Empat Tahun Tsunami, Kisah Mereka yang Bangkit dari Titik Nol (1)
Sembuh dari Gila, Sukses Kelola Warung Kopi di PantaiRabu, 03 Desember 2008 – 05:47 WIB
Muhari mengakui pascatsunami dia stres berat, bahkan boleh dibilang gila selama empat bulan. Ditinggal orang-orang yang dikasihi secara tiba-tiba membuat pertahanan jiwanya terguncang. ”Dua anak saya dan istri hilang ditelan tsunami. Sampai sekarang pun saya tidak tahu jenazah dan kuburannya. Harta benda juga ludes,” tuturnya.
Selama empat bulan itu Muhari kerap ngomong melantur. Pekerjaannya hanya melamun. Sebagai salah seorang korban selamat, dia pun kerap diwawancarai wartawan. Namun, jawabannya sering ngawur. Di luar konteks pertanyaan. Bahkan, seorang wartawan CNN sempat dilempar batu oleh Muhari. Gara-garanya, sang wartawan mensyuting dirinya saat mengorek-ngorek tanah bekas rumahnya di Jalan Yos Soedarso Lorong No 4, sekitar 300 meter dari Masjid Babul Jannah. ”Untung, wartawannya diam. Kalau ingat-ingat itu sepertinya konyol,” ujarnya lalu tertawa tergelak.

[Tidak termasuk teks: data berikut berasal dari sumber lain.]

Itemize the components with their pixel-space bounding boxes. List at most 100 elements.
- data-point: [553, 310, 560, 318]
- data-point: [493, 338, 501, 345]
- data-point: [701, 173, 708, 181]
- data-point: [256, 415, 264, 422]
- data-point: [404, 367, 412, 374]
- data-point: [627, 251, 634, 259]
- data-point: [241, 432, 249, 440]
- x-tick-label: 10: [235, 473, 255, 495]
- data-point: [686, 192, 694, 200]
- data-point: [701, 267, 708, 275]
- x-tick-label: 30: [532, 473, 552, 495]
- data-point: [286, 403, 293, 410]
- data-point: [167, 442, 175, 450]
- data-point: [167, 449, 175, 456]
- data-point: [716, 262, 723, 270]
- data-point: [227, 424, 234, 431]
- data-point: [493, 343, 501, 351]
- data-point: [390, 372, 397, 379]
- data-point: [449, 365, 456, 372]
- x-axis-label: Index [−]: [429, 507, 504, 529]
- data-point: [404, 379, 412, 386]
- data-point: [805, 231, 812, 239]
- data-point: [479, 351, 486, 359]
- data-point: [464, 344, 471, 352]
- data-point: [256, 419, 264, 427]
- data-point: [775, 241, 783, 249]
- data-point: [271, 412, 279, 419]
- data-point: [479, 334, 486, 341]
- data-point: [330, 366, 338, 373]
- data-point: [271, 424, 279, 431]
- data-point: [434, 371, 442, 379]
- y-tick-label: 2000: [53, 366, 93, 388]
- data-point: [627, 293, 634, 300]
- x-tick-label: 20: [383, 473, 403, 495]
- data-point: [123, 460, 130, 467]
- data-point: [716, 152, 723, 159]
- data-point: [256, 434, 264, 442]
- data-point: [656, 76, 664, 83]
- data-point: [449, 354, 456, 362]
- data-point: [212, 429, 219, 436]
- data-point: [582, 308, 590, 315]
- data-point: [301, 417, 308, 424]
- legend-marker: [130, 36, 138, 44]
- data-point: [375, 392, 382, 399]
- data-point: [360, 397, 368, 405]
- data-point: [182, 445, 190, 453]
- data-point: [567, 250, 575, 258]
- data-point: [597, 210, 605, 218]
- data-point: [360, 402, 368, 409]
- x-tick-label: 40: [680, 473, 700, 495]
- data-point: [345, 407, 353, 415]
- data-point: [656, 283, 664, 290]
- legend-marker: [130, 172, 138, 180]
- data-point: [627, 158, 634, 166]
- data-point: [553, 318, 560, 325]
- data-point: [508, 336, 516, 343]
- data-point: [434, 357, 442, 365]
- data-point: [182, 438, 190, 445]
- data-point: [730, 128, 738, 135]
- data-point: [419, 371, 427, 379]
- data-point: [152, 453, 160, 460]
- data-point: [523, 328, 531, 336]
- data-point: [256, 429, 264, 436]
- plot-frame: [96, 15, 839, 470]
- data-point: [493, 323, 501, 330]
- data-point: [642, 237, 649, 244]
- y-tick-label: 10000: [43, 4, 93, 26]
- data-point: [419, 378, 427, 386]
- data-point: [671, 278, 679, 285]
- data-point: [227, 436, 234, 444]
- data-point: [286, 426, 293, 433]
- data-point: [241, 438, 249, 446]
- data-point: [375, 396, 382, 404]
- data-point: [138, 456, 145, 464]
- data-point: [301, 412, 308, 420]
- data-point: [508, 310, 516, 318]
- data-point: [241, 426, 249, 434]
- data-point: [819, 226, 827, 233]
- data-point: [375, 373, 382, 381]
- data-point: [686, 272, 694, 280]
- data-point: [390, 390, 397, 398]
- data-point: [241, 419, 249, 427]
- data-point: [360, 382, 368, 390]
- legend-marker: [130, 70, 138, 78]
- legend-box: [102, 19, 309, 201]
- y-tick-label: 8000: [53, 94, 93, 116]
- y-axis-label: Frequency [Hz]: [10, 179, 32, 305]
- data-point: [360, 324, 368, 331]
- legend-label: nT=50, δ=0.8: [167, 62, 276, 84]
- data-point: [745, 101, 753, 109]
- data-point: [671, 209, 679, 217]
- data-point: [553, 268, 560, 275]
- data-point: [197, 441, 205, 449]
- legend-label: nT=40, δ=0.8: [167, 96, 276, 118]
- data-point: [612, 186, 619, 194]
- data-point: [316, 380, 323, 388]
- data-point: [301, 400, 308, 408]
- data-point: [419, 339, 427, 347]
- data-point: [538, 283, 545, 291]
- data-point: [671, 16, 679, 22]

Selama jiwanya terganggu itu, Muhari dirawat seorang adik kandungnya. Melihat kondisi itu, seorang ulama setempat membesuknya. Dia menasihati Muhari agar mengikhlaskan kepergian istri dan dua anak yang dicintai. ”Saya langsung tersadar bahwa nasib seseorang tidak bisa berubah kecuali yang bersangkutan mengubahnya,” katanya menirukan nasihat sang ustad.